The challenge in writing about June 8, 2016 is finding a way to distill an endless day into 500 words. How do I tell the story in a way that that does justice to a day in which hope bloomed and burned, and heartache was matched moment for moment by love and friendship?
I’ve told a part of this story before (April 7), recalled when the neurosurgeon found Matt’s father and me in the sunny surgical wing waiting room and motioned for us to come talk around the corner. I’ve written about sitting on plastic chairs and that moment when the neurosurgeon hung his head and told us, based on his experience, the tumor he removed from Matt’s brain was cancerous (although a pathology report would confirm that diagnosis). And I’ve shared that the neurosurgeon said that patients generally respond well to treatment, and their lives continue relatively unchanged.
I did not write about how my world shattered the moment I heard the tumor was cancerous. How every breath and thought and dream for my future vanished in an instant. I did not write how that single glimmer of hope I’d held on to since the day before burned out and dimmed out of existence and I was left in the dark.
I went numb. I went blank. The tears stinging the backs of my eyes didn’t belong to me. The crushing weight on my chest was a stranger’s battle for breath. I was living someone else’s nightmare. This couldn’t happen to me, or Matt, or the kids, or our families.

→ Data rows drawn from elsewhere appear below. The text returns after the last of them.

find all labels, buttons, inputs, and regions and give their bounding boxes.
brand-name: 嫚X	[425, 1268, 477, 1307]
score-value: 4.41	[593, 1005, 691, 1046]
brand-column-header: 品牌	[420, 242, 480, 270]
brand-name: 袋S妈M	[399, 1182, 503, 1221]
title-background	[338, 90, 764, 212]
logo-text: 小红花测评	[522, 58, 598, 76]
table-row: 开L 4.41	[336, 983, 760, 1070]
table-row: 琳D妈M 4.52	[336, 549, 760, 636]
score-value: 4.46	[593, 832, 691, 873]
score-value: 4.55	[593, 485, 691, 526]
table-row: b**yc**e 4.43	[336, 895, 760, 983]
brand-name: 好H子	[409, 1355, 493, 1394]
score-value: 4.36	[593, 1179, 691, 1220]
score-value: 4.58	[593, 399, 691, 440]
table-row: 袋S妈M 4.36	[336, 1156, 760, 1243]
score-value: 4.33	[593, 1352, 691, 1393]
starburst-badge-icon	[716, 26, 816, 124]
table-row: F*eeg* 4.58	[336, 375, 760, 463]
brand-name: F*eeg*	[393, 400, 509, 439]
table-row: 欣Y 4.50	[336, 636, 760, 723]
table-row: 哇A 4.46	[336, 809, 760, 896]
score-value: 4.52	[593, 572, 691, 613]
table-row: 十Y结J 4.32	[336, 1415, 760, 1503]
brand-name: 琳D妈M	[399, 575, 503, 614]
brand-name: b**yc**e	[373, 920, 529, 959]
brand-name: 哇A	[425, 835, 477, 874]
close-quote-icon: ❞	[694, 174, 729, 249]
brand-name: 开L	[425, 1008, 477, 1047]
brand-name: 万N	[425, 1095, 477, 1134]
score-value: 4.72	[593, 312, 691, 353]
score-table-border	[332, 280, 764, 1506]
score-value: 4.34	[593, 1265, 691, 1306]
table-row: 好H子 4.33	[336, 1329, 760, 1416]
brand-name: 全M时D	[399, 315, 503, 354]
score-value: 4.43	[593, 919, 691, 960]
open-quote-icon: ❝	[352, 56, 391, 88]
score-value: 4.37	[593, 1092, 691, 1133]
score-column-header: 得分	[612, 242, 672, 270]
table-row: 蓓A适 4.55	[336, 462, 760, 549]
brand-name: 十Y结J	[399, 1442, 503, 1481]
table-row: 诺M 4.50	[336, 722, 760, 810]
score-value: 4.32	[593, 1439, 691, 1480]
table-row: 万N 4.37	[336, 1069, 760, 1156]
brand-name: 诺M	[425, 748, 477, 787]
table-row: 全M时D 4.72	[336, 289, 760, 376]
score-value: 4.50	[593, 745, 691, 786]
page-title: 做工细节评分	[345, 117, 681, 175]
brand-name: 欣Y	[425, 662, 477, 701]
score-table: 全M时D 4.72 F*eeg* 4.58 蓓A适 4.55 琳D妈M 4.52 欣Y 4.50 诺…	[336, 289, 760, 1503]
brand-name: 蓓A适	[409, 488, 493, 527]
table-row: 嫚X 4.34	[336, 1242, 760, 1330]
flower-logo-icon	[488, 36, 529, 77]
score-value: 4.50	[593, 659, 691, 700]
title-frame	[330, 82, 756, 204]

After the neurosurgeon left us, while Matt was in recovery, Matt’s dad and I returned to the solitary quiet of the ICU waiting room. Away from the sunny windows and the curious stares of the other visitors still anxiously awaiting news of their own loved one. I don’t know what we did, what we talked about it or how much time had passed. It felt like seconds. It could have been hours. I only remember my phone buzzing with a text from a friend, saying something along the lines of: we haven’t heard from you, so we came; we’re here, outside, if you need us.
My heart rate spikes just thinking about that walk from the ICU waiting room to the front doors and that step outside, into a world that had traitorously kept spinning. Everything, the stress of the day, the news the doctor had delivered, the statistics I’d read online the night before, crashed through me and I realized: this wasn’t someone else’s nightmare; it was my reality. And I broke down, began to tumble deeper into that darkness.
The two friends, who’d come without knowing whether I’d even take their call, found me. They sat beside me and didn’t let me fall without a safety net. They knew to be there even before I knew I’d need them there. See? Love and friendship matched moment for moment with heartbreak.
After the breakdown, when the tears and shaking mostly subsided, I told them with absolute certainty that I wouldn’t fall apart again. They told me it was okay if I did. I said I know, but that’s not me. Because, after the crash, in that utter darkness, my mind had already latched onto the next glimmer of hope, those words the neurosurgeon uttered: Most people respond well to the treatment, and, our life wouldn’t change.
I couldn’t know he was probably speaking more short term than long term. But it wouldn’t have mattered. I’d found my next glimmer of hope, my way out of the darkness. And when that one burned out, I found another, and then another.
(As it turned out, I did break down again, but I made it well over a year before the next meltdown. So more a half-truth than a full lie.)
Yesterday I said I refused to believe our story would have anything but a happy ending. I said I reached for a glimmer of hope, eschewing what I’d read on Google, and chose hope over despair. On June 8, 2017, I believed we were one MRI away from happily ever after.
Today, June 8, 2018, I know our story does not have a happy ending. I know the heartaches and heartbreak waiting in the wings to smother one glimmer of hope after another. But I never look back and wish I hadn’t always found a new glimmer of hope in the darkness. I never look back and think it would have been easier not to reach so high after every heartbreak.
Knowing all that I now know, I know hope (with a little friendship and a little love mixed in) was the only way out of that utter darkness.